Accueil Magazines Magazine Numéro Article

Alternatives économiques

2016/1 (N° 353)


ALERTES EMAIL - MAGAZINE Alternatives économiques

Votre alerte a bien été prise en compte.

Vous recevrez un email à chaque nouvelle parution d'un numéro de ce magazine.

Fermer

Article précédent Pages 10 - 10 Article suivant

Peu nombreux seront ceux qui regretteront l'année 2015. Entre les attentats du 7 janvier et ceux du 13 novembre, suivis dans la foulée par la forte poussée du Front national lors des élections régionales, les nerfs des démocrates ont été soumis à rude épreuve tout au long de l'année.

1

Pour ne rien arranger, malgré la timide reprise économique en cours, la fameuse courbe du chômage ne s'est toujours pas inversée et la pauvreté s'est encore étendue dans l'Hexagone. Quant à l'Europe, la violente fin de non-recevoir infligée au gouvernement grec d'Alexis Tsipras a eu de quoi décourager les partisans les plus endurcis de l'intégration européenne. Heureusement le succès de la COP21 a rallumé une petite lueur d'espoir en toute fin d'année, malgré les insuffisances de l'accord conclu. 2016 se présente-t-il sous de meilleurs auspices ? Il faut l'espérer, mais c'est encore loin d'être assuré.

2

En France, les attentats du 13 novembre ont donné lieu à une réaction quasi unanime au sein de la société française. Contrairement à ceux du 7 janvier, qui ont opposé ceux qui étaient Charlie et ceux qui ne l'étaient pas. Malheureusement, cette unanimité a été entamée depuis par les excès de zèle auxquels la mise en oeuvre de l'état d'urgence a parfois donné lieu. La capacité de la société française à ne pas se laisser entraîner dans une logique de "guerre de civilisation" qui opposerait les Français de culture musulmane et les autres, sera, à coup sûr, un des enjeux majeurs de l'année 2016.

3

De même, 2016 testera sérieusement notre résistance aux sirènes du tout sécuritaire, avec le risque de rogner durablement nos libertés au nom de la lutte contre le terrorisme. Une lutte qu'il faut bien entendu mener de la façon la plus déterminée.

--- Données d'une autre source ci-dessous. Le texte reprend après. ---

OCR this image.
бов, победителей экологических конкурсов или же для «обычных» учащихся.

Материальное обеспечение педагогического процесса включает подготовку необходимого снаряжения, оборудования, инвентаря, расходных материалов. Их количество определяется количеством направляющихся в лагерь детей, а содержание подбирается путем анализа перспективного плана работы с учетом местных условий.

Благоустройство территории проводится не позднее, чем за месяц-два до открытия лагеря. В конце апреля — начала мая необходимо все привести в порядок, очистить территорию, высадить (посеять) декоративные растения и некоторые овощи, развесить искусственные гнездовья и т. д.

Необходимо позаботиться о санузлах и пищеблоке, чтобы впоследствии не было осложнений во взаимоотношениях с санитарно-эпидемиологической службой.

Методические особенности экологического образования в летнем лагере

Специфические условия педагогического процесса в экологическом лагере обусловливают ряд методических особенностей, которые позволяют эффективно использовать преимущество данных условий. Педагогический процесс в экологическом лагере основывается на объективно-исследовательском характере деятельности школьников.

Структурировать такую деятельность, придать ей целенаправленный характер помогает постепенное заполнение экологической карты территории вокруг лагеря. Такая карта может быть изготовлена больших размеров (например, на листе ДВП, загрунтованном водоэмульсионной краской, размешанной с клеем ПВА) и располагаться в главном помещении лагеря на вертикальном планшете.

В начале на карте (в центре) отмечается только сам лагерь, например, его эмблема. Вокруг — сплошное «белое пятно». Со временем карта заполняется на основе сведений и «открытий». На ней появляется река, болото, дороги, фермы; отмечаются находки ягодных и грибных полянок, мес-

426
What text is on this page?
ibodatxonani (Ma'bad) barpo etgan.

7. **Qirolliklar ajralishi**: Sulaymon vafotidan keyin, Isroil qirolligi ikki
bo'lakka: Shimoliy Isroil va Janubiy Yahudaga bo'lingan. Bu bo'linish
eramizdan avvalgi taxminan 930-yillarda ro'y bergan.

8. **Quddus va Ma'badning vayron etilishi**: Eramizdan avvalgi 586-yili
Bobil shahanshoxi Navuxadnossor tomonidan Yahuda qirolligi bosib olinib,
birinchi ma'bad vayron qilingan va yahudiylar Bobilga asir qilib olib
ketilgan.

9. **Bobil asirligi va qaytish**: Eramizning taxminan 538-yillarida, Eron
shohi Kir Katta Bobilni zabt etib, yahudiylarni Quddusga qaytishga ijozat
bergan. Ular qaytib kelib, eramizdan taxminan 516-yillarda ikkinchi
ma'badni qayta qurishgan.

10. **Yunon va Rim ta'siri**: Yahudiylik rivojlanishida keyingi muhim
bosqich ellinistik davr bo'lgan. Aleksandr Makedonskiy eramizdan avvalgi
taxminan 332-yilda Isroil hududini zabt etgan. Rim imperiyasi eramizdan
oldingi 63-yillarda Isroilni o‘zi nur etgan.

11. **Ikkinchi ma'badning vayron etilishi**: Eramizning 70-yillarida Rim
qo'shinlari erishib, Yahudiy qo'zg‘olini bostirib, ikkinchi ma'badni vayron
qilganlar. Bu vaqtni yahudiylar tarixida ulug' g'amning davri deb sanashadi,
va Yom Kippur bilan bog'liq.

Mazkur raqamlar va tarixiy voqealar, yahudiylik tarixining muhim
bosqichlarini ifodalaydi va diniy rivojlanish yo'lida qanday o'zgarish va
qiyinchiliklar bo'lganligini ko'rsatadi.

Mais les dysfonctionnements qui ont empêché de prévenir ces actes montrent surtout que ce n'est pas tant d'instruments juridiques dont les forces de l'ordre et la justice ont manqué, que tout simplement de moyens matériels et humains.

4

Ces événements doivent impérativement marquer un coup d'arrêt définitif au discours omniprésent ces dernières années, à droite mais aussi à gauche, sur le moins d'Etat et en particulier le moins de fonctionnaires.

5

Mais cette rupture ne doit pas s'appliquer seulement à la police et à l'armée. Ces événements doivent aussi amener à une véritable relance de la politique de la ville et des politiques de lutte contre les discriminations. Un tournant que Manuel Valls appelait déjà de ses voeux en janvier dernier mais qui n'a guère connu jusqu'ici de traduction concrète.

Manque d'Europe

6

Ce que les difficultés de la lutte contre le terrorisme ont aussi montré, c'est qu'on manquait encore cruellement d'Europe, avec notamment une intégration très insuffisante des services nationaux de renseignement. Pourtant ces attentats combinés à l'afflux de centaines de milliers de réfugiés, en provenance notamment de Syrie et d'Irak, risquent d'aboutir à un fractionnement accru, avec en particulier une remise en cause de l'espace Shengen et de la liberté de circulation au sein de l'Union.

7

L'attitude exemplaire de l'Allemagne d'Angela Merkel sur la question des réfugiés aurait pu - et dû - permettre de réorienter l'Europe vers davantage de solidarité après la crise de la zone euro qui avait marqué une montée des égoïsmes nationaux. Et particulièrement chez notre voisin d'outre-Rhin. On verra bien ce que 2016 nous réservera sur ce plan mais, malheureusement, cette fenêtre semble être déjà en train de se refermer. Le gouvernement français, totalement absent sur ce dossier tant il est tétanisé par le Front national, et incapable de soutenir Angela Merkel dans ce combat, porte une part significative de responsabilité dans cet échec.

8

Peut-être que 2016 permettra quand même de sortir du statu quo sur l'austérité en Europe. Après la victoire de Syriza en Grèce début 2015, c'était à l'automne dernier au tour du Portugal de se doter d'une majorité anti-austérité, tandis qu'en Espagne, bien qu'arrivés en tête en décembre dernier, les conservateurs du Partido Popular de Mariano Rajoy semblent a priori en grande difficulté pour pouvoir constituer un gouvernement. De son côté, le Parlement italien vient de défier les intégristes de l'austérité en votant un budget qui n'est pas conforme au Pacte de stabilité.

9

Une vieille règle du jeu politique et social pourrait se rappeler à notre mémoire cette année : ce n'est pas au coeur de la crise économique, quand la récession s'aggrave, que le chômage monte et que la pauvreté menace, qu'on assiste à des mouvements sociaux puissants, mais plutôt au moment où l'économie reprend.

10

Celles et ceux qui ont perdu un emploi, du pouvoir d'achat, de la protection sociale dans la crise sortent alors de leur léthargie pour revendiquer leur part d'un gâteau qui recommence à grossir. Et c'est plutôt à ce moment-là que peuvent réussir à s'imposer des politiques de type New Deal ou Front populaire...

Plan de l'article

  1. Manque d'Europe

© Altern. économiques, 2016

Pour citer cet article

Duval Guillaume, « Ce que nous réserve 2016 », Alternatives économiques, 1/2016 (N° 353), p. 10-10.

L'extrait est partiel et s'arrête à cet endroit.